Total DNA of E. japonica collected on Jeju Island in Korea was extracted from fresh leaves by using a DNeasy Plant Mini Kit (QIAGEN, Hilden, Germany). The voucher specimen was deposited in the herbarium of Daejeon University (TUT) (Oh 7720; 33°17′24.35″N, 126°26′34.41″E). Genome sequencing and de novo assembly were done by the method described in Park et al. (2019b). Genome annotation was based on E. japonica chloroplast genome (MN159078) using Geneious R11 v11.0.5 (Biomatters Ltd, Auckland, New Zealand).

Chloroplast genome of E. japonica (GenBank accession is MT702885) is 160,606 bp (GC ratio is 37.3%) and has four subregions: 89,232 bp of large single-copy (LSC; 35.4%) and 18,734 bp of small single-copy (SSC; 31.6%) regions are separated by 26,320 bp of inverted repeat (IR; 42.7%). It contains 129 genes (84 protein-coding genes, 8 rRNAs, and 36 tRNAs) and three pseudogenes; 17 genes (six protein-coding genes, four rRNAs, and seven tRNAs) and one pseudogene are duplicated in IR regions.

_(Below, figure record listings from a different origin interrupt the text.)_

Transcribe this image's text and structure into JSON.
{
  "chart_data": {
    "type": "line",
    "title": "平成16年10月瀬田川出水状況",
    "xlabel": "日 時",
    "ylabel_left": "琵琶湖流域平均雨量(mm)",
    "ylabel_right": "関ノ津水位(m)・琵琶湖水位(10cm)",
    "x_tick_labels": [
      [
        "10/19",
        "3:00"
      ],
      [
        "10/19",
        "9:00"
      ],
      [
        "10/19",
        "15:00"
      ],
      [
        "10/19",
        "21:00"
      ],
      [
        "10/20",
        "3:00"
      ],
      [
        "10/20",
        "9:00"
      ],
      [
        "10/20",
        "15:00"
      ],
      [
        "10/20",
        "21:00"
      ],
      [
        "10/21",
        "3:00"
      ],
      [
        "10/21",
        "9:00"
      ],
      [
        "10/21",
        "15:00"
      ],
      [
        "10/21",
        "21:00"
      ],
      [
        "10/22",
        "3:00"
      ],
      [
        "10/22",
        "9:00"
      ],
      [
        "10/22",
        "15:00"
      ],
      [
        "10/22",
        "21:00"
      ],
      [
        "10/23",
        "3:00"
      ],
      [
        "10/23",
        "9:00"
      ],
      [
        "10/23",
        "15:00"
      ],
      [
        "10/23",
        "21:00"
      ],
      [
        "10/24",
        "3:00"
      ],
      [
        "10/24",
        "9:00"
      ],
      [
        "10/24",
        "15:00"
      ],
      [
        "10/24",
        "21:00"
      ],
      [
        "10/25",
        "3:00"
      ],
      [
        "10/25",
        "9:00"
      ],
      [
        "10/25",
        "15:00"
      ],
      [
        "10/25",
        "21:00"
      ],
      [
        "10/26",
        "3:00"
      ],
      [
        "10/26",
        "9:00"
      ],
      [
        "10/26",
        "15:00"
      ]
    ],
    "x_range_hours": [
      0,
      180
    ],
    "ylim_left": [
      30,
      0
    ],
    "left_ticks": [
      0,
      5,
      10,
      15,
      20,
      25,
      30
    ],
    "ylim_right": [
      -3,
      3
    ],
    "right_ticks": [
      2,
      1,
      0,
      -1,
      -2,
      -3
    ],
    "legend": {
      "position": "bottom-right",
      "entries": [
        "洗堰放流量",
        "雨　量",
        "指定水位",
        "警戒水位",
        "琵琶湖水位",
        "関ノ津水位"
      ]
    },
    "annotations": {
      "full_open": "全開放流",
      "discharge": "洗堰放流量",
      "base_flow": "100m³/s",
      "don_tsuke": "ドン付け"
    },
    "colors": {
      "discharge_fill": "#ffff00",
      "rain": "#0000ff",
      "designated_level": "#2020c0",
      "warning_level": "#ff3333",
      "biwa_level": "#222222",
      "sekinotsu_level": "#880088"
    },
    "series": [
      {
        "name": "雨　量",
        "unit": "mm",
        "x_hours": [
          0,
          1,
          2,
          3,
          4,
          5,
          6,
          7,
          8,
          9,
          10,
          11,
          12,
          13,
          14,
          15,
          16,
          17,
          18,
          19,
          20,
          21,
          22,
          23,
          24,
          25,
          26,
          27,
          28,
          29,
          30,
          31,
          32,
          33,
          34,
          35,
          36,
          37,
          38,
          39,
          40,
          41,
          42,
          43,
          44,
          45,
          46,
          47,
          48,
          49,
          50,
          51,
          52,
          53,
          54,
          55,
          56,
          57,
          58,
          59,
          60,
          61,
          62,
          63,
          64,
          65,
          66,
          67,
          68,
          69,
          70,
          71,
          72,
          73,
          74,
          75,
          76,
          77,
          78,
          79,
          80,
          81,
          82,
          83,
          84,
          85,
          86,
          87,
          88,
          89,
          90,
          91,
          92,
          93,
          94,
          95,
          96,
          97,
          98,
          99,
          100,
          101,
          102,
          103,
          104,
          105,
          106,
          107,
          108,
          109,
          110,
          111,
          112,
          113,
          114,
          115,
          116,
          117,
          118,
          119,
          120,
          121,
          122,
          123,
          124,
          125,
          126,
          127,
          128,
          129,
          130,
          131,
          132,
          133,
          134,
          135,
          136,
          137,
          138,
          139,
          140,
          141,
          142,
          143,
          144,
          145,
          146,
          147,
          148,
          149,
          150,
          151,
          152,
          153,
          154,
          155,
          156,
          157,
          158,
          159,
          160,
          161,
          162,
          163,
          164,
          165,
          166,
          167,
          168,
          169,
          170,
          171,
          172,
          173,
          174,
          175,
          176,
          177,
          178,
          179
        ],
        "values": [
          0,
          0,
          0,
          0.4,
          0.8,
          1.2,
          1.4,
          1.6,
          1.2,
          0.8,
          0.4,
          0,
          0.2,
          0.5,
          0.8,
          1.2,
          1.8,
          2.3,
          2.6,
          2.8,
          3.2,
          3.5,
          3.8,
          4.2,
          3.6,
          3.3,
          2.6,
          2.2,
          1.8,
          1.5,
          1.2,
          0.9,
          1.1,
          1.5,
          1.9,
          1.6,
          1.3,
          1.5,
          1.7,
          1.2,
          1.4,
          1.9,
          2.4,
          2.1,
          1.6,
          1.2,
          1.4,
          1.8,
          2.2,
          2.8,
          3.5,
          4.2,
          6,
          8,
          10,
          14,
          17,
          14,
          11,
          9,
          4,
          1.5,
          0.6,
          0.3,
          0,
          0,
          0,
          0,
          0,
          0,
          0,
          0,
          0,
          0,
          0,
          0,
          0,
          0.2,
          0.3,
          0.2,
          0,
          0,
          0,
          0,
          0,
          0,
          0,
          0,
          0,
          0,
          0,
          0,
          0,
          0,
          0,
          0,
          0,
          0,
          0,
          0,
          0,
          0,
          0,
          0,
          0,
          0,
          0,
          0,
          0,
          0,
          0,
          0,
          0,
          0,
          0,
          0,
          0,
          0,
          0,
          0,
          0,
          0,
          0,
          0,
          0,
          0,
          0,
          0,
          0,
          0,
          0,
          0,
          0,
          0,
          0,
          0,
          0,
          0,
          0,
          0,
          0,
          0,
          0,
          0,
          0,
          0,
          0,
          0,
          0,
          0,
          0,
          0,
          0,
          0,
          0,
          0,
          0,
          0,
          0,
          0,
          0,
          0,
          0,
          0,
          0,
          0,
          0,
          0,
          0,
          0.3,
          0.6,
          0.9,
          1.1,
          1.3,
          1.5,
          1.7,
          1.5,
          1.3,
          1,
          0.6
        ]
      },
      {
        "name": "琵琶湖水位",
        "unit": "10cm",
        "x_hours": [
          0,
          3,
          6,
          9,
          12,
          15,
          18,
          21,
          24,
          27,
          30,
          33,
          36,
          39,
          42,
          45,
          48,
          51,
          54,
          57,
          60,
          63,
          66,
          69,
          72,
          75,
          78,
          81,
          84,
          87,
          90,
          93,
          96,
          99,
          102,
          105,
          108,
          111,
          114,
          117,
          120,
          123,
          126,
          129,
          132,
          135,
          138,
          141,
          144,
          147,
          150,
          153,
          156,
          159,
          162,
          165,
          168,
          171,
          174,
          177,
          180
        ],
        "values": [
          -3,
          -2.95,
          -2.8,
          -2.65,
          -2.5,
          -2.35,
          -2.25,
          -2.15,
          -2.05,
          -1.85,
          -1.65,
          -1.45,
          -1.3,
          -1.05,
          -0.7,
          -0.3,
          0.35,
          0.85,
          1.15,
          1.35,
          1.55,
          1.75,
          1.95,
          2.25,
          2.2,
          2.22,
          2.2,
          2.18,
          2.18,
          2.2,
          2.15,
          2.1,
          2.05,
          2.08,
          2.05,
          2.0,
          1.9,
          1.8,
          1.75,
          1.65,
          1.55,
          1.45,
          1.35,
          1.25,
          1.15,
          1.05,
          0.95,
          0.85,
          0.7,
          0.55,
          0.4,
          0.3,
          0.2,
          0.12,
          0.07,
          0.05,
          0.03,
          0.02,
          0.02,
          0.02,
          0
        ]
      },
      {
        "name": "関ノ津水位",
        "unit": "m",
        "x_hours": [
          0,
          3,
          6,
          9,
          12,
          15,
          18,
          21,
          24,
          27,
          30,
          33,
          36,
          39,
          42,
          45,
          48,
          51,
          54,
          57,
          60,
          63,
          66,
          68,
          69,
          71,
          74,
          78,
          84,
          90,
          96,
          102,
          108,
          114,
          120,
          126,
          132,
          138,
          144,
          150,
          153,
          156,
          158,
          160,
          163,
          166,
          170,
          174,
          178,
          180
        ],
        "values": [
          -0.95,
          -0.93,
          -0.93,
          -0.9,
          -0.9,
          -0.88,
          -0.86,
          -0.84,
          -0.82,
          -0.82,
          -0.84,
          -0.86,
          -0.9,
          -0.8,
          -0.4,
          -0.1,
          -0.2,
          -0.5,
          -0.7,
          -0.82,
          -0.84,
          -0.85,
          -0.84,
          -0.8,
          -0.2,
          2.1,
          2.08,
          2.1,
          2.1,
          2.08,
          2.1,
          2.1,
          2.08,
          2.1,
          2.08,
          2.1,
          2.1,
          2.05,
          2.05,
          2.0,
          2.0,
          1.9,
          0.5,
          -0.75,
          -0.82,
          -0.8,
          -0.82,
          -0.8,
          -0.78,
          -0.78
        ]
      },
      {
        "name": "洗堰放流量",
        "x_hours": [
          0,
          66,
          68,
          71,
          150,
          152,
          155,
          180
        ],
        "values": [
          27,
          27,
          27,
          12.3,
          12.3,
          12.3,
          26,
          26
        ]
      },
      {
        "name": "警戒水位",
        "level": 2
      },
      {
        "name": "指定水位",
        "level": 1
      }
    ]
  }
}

Based on pairwise alignment with the chloroplast of E. japonica from China (MN159078), 424 SNPs (0.26%) and 809 INDELs (0.50%) were identified, displaying relatively large amount of intraspecific variations: larger than those of Pyrus ussuriensis (Cho et al. 2019), Agrimonia pilosa (Heo et al. 2020), Camellia japonica (Park et al. 2019b), and Marchantia polymorpha (Kwon et al. 2019). However, it is less than those of Goodyera schlechtendaliana (844 SNPs and 2045 INDELs; Oh et al. 2019b, 2019a) and Gastrodia elata (493 SNPs and 650 INDELs; Kang et al. 2020; Park et al. 2020) from Orchidaceae. Our chloroplast genome displays that direction of both LSC and SSC is reversely oriented compared with the chloroplast from China (MN159078), showing a structural variation within a species (Park et al. 2019a; Xi et al. 2019).

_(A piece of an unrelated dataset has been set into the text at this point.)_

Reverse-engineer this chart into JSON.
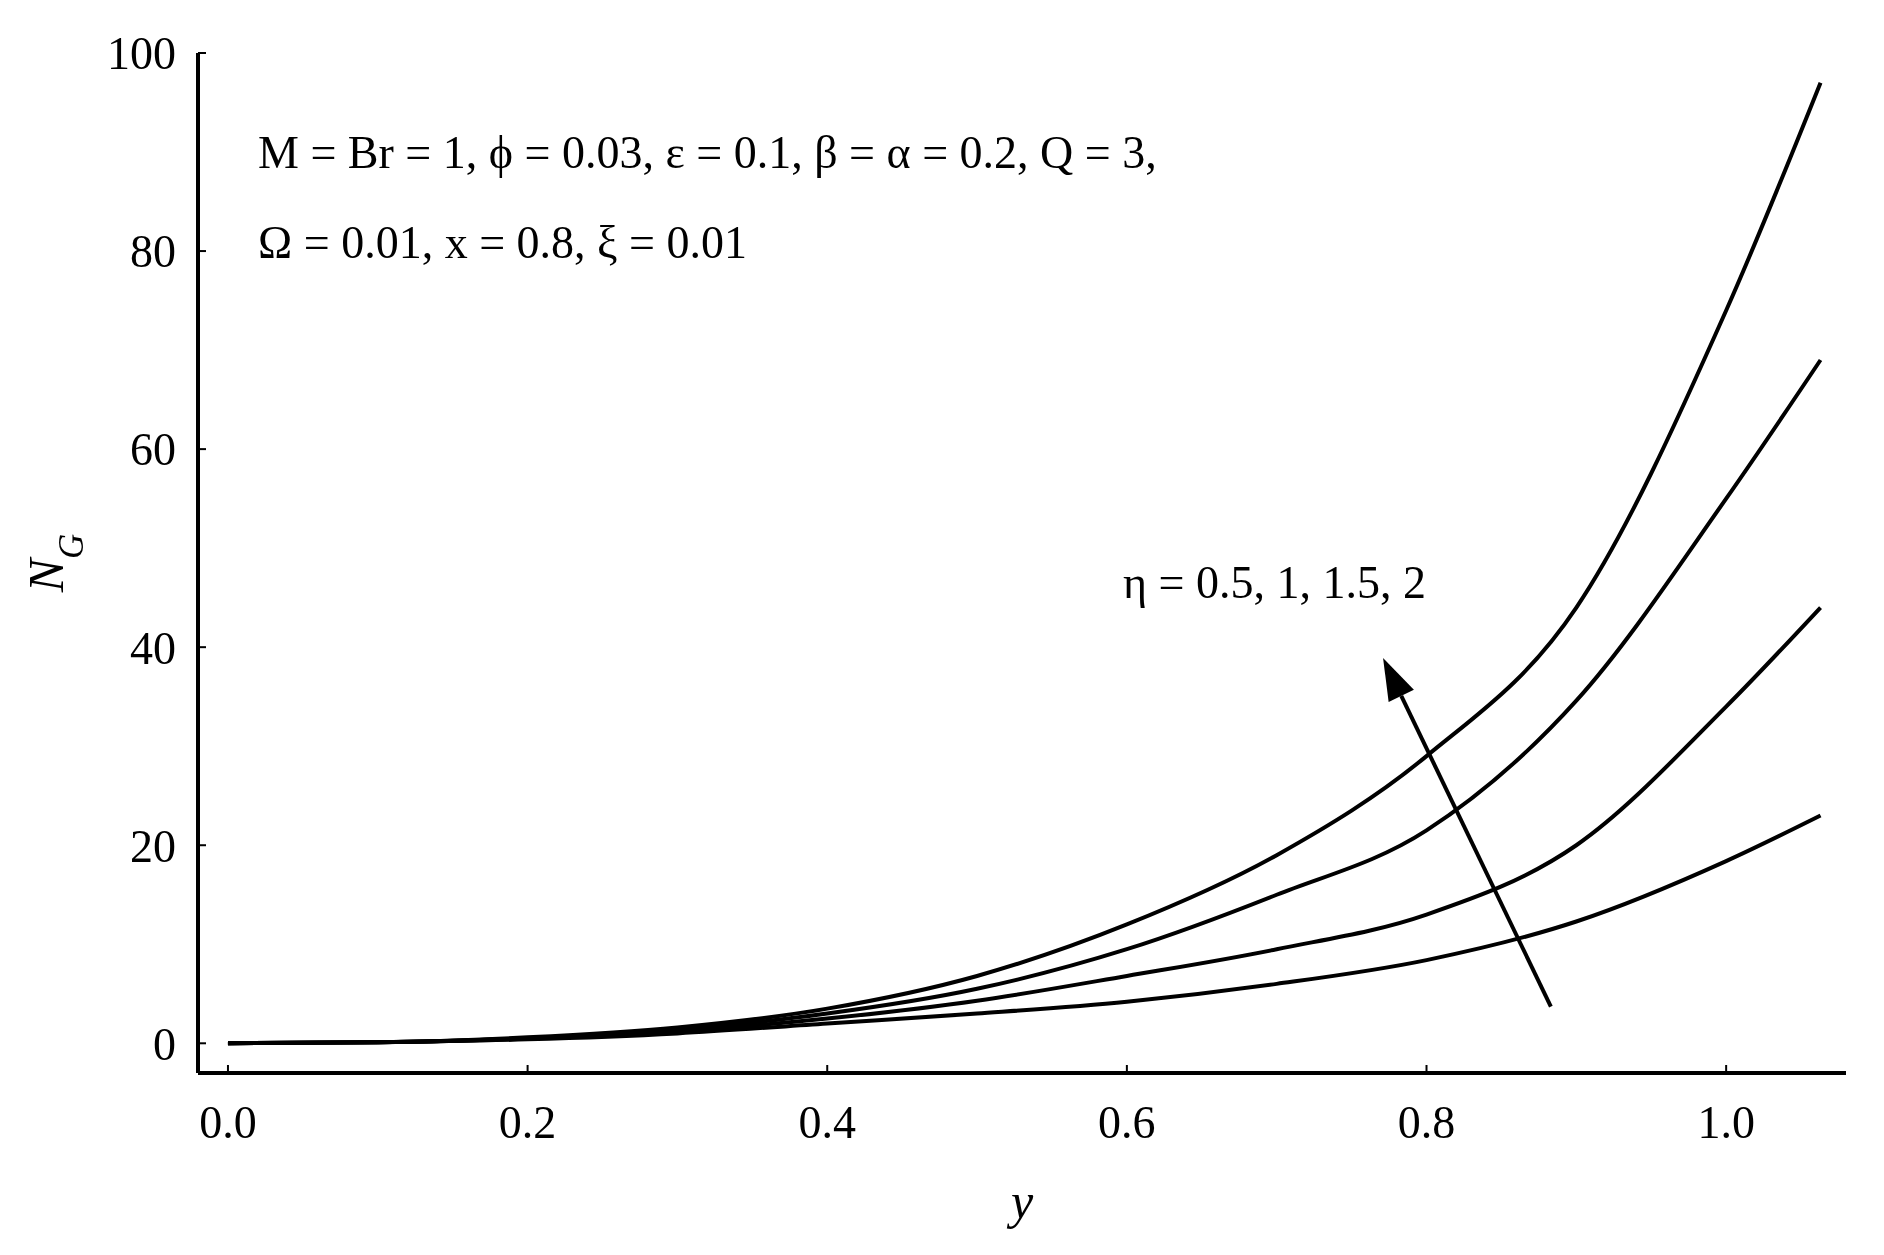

Seventy-two conserved genes from 11 chloroplast genomes including two E. japonica chloroplast genomes were included in phylogenetic analysis using the Bayesian inference using MrBayes v3.2.7a (Huelsenbeck and Ronquist 2001) and the maximum likelihood method using IQ-TREE v1.6.12 (Nguyen et al. 2015). The phylogenetic trees show that the Korean plant of E. japonica is sister to the Chinese accession of the species (Figure 1). Our phylogenetic analyses of chloroplast genomes confirm that E. japonica representing Crossosomatales is sister to the clade of Brassicales, Malvales, Huerteales, and Sapindales, consistent with previous studies (Soltis et al. 2011; Chase et al. 2016). Our chloroplast genome can be utilized to understand phylogeographic pattern of the warm temperate tree.

Figure 1.

A maximum-likelihood tree from the analysis of 72 conserved genes, originated from two accessions of Euscaphis japonica (MT702885 in this study and MN159078), Arabidopsis thaliana (NC_000932), Capparis spinosa var. herbacea (NC_047194), Clausena excavata (NC_032685), Koelreuteria paniculata (NC_037176), Oenothera villaricae (NC_030532), Stellera chamaejasme (NC_042714), Tapiscia sinensis (NC_036960), Vochysia acuminata (NC_043811), and an outgroup species (Oxalis corymbosa (NC_048890)). The GTR model with gamma rates was used as a molecular model to construct the ML tree. A heuristic search was used with nearest-neighbor interchange (NNI) branch swapping, the Tamura-Nei model, and uniform rates among sites to construct maximum likelihood phylogenetic tree. All other options were set to their default values in IQ-TREE. Bootstrap analyses with 1000 pseudoreplicates were conducted with the same options. The same topology was produced from Bayesian inference. A Markov-chain Monte Carlo (MCMC) algorithm was employed for 1,000,000 generations, sampling trees every 200 generations, with four chains running simultaneously. Values above branches are bootstrap supports from the analysis of maximum likelihood and posterior probabilities. Names of orders followed APG IV (Chase et al. 2016).